Patrick and I have already fixed that the next of our conversations will be about how World War One started, which Patrick knows a lot more about than I do.

“587 tall buildings in the pipeline in London …”

This fake photo appears at the top of a piece about new building in London, this being how Nine Elms is about to look:

If you regularly travel by helicopter anyway.

Also adorning the same piece is this next view looking upstream at the same point in London, also including the now rather small looking box that seems to have sparked all this building excitement, the recently relocated US Embassy:

The style is incoherent modernism, i.e. the effect you get when you design your tower to be modernistic, and quite tall, and functional in shape rather than weird (which is rather too expensive to always be doing) but in no other way in harmony with the nearby designs. Many hate this non-style, but to me it seems all of a piece with London’s ruling ethos, to the effect that when in London I pursue my business and you pursue your business, and there is no boss of the two of us telling us to do our business is the same way, even though we are right next to each other.

I never trust these fake photos of buildings. This is one of those times when the fact that the internet never forgets can get a bit confusing, because the internet remembers all the various shapes each future building takes as it ducks and weaves its way from initial idea to planning permission to actually getting built. Rather than spending lots of time trying to guess exactly what will be built, I prefer simply to wait and see.

And as it happens I have been recently seeing some of these towers as they rise up, without me making any great effort like going to the river or even crossing the river and seeing it all close-up. My now regular journey back from the Royal Marsden typically sees me getting off the tube at Victoria and doing a bit of shopping, by walking south along Wilton Road to Sainsbury’s.

Looking back towards Victoria, I see Nova, with its weird-style red shape spiking upwards. This is the Carbuncle Cup style that I so relish, …:

… a style that is now being superseded in Nine Elms by a reversion to the more functional verticality of, for example, Docklands (although in Docklands there has been a tad more harmonisation of style between different towers).

Here is what I see when I look south from the same spot:

Which is a bit boring, but as I walk towards Sainsbury’s, things start to liven up, especially when the sky looks the way it did that particular day:

I only photo what is there to be seen. So, that bit of London at any rate continues to build, and continues to contain busy cranes.

And according to this report, that’s about to be the story all over London:

Love them or loathe them, it looks like despite a significant slowdown in building skyscrapers during the spring and summer in 2020, there was not the downturn feared because of the pandemic.

According to New London Architecture’s annual review of skyscrapers over 20 storeys or more, there are 587 tall buildings in the pipeline in London – with 310 granted full planning permission and 127 under consideration. A total of 35 tower blocks were finished last year.

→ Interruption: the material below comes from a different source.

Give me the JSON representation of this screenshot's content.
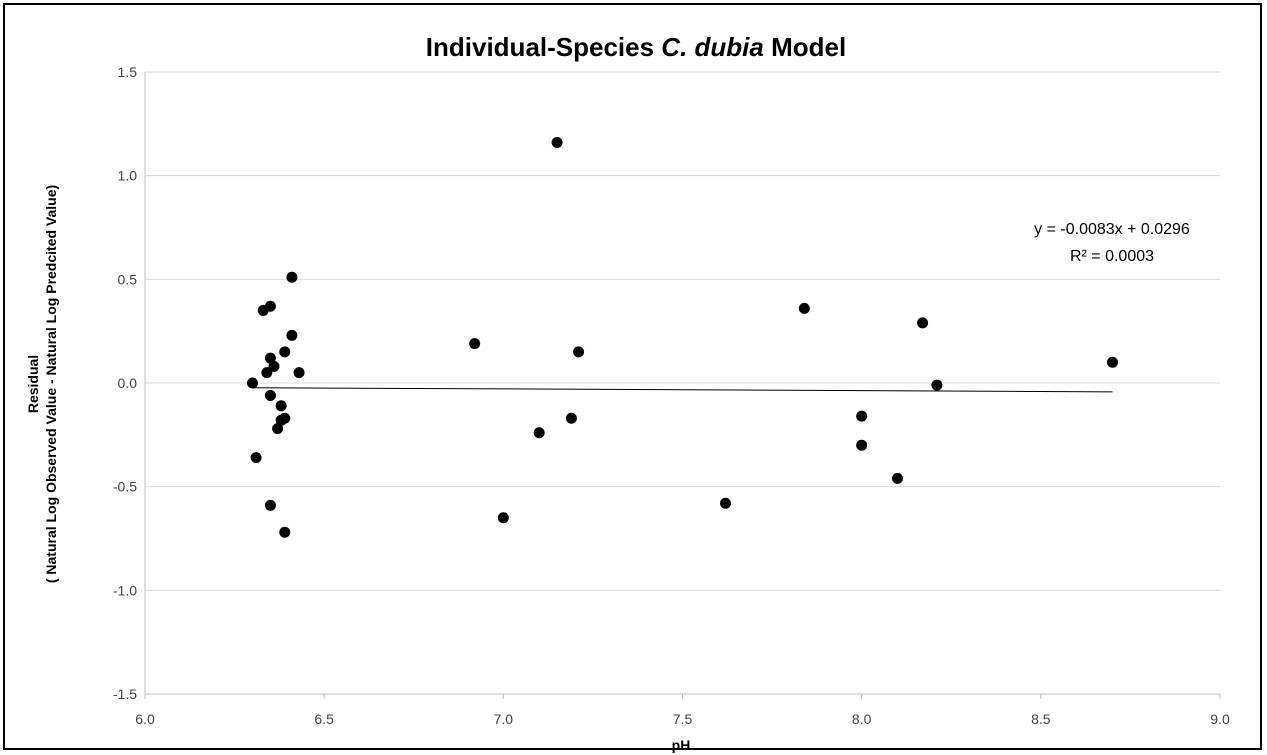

That’s some pipeline. Although I wouldn’t call these new Things skyscrapers, exactly. The sky can sleep unscraped in its bed. More like Things of a Certain Size.

Nevertheless, I love all this. Not because the buildings will be much good to look at. They won’t be, although sometimes in combination they may add up to something quite dramatic. What I like is what they mean: lots and lots of people all living and working right next to each other, and gathering in restaurants and bars to schmooze with each other and to contrive new ventures and adventures, as befits a great city that is still growing as fast as ever it has.

Eat your pretty little heart out, Paris.

Parking baton

Here:

The Estonian National Opera greets people in a very unusual manner, at least those who have decided to drive to their chosen event. The parking lot barriers have been converted to resemble a conductor’s hand complete with a baton.

As modernistic and abstract severity becomes older and older hat, there’ll be much more of this joking around sort of sculpture.